Tufts University case study: enhancing tuberculosis research with AI

Dr. Beamer created her own deep learning AI model with Aiforia to automate the detection of cells and other features in her studies of tuberculosis.
Written by Aiforia

Tufts University pathologist enhances tuberculosis research with AI

Mycobacterium tuberculosis, the pathogen causing tuberculosis (TB), is a cunning species of bacteria. It can persist in hosts for years, evading their immune responses through many mechanisms. One such tactic is deregulating lipid metabolism, resulting in the formation of foamy macrophages. These altered immune cells are therefore a significant indicator of the presence of TB in a patient.

Gillian Beamer, pathologist and assistant professor at Tufts University, has been studying experimental TB years for 15 years. “Part of my work as a scientist and pathologist is to rank, score, grade, count, or otherwise quantify visual features. Typically, this means evaluation of tissue sections using a microscope, and identification of differences amongst treatment groups,” Gillian describes. This work is manual and very time-consuming. “For 15 years I have been looking to train a computer to automatically recognize and count visual information,” Gillian explains. She found companies that would digitize slides and provide annotation tools, but taking it beyond managing her slides, to automatically extract information, proved difficult. “I wanted automated tools that could quantify complex visual information, producing quantifiable data instead of categorical or descriptive results,” she adds.

The solution is AI

After attending a digital pathology conference in 2018 and seeing a presentation from Aiforia, she found the long-searched solution. “As soon as I saw Aiforia present I knew, that is what I need!” Gillian exclaims. “I wanted a way to identify and quantify cell types and tissue changes efficiently.” Many cell types and changes are straightforward to recognize, however: “They can be difficult to accurately quantify efficiently. I timed myself on a single slide, once. I manually annotated every lesion type of interest, and it took 12 hours for one slide. This is not feasible for hundreds of slides and is mind-numbing. As a scientist and an experimental pathologist, what I want is the data. I do not want to be a ‘dot counter.,” Gillian adds.
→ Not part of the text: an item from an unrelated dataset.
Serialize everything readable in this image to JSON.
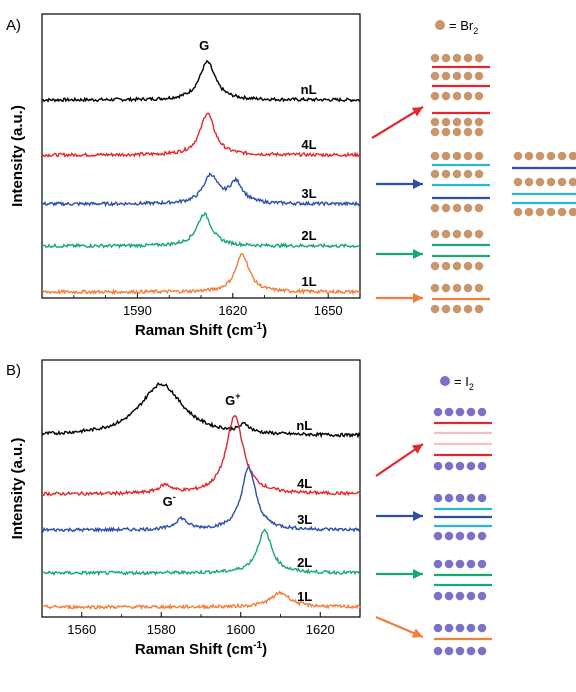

Aiforia was deployed to create deep learning AI models to recognize and quantify foamy macrophage areas and count the cells within these identified spaces. Only 25 slides were needed for training with Aiforia Create, as Gillian explains: “The time and effort to train the AI models was much less, and more fun than I thought. The accuracy was higher, and the error rate was lower than I thought they would be.” Using Aiforia Create she quickly became familiar with how deep learning works: “You get instant feedback on what it is recognizing and what it is not recognizing. Then it is straightforward to make corrections. The iterative process is like working with a person, except of course the AI is much faster than 12 hours per slide and is never bored or tired!”

Benefits beyond the results

Tuberculosis lesion detection with AI

Samples from over 400 lungs of M. tuberculosis-infected mice were then scanned and analyzed with the Create tool. Gillian was impressed by the platform: “As well as rigorous quantification, which was my main interest, I can see that AI tools may better detect infrequent lesions/cells than human pathologists. The visual presentation of results is also great.” Perhaps most importantly though, the time-consuming counting is reduced drastically, as Gillian explains: “The pathologist now has time to analyze, generate new hypotheses, and think about results in context of disease.” Aiforia took 15 seconds to analyze each slide, while a trained and highly skilled pathologist could take upwards of 12 hours for that same slide. It is perhaps time to reconsider who does these manual tasks and who focuses on the bigger picture.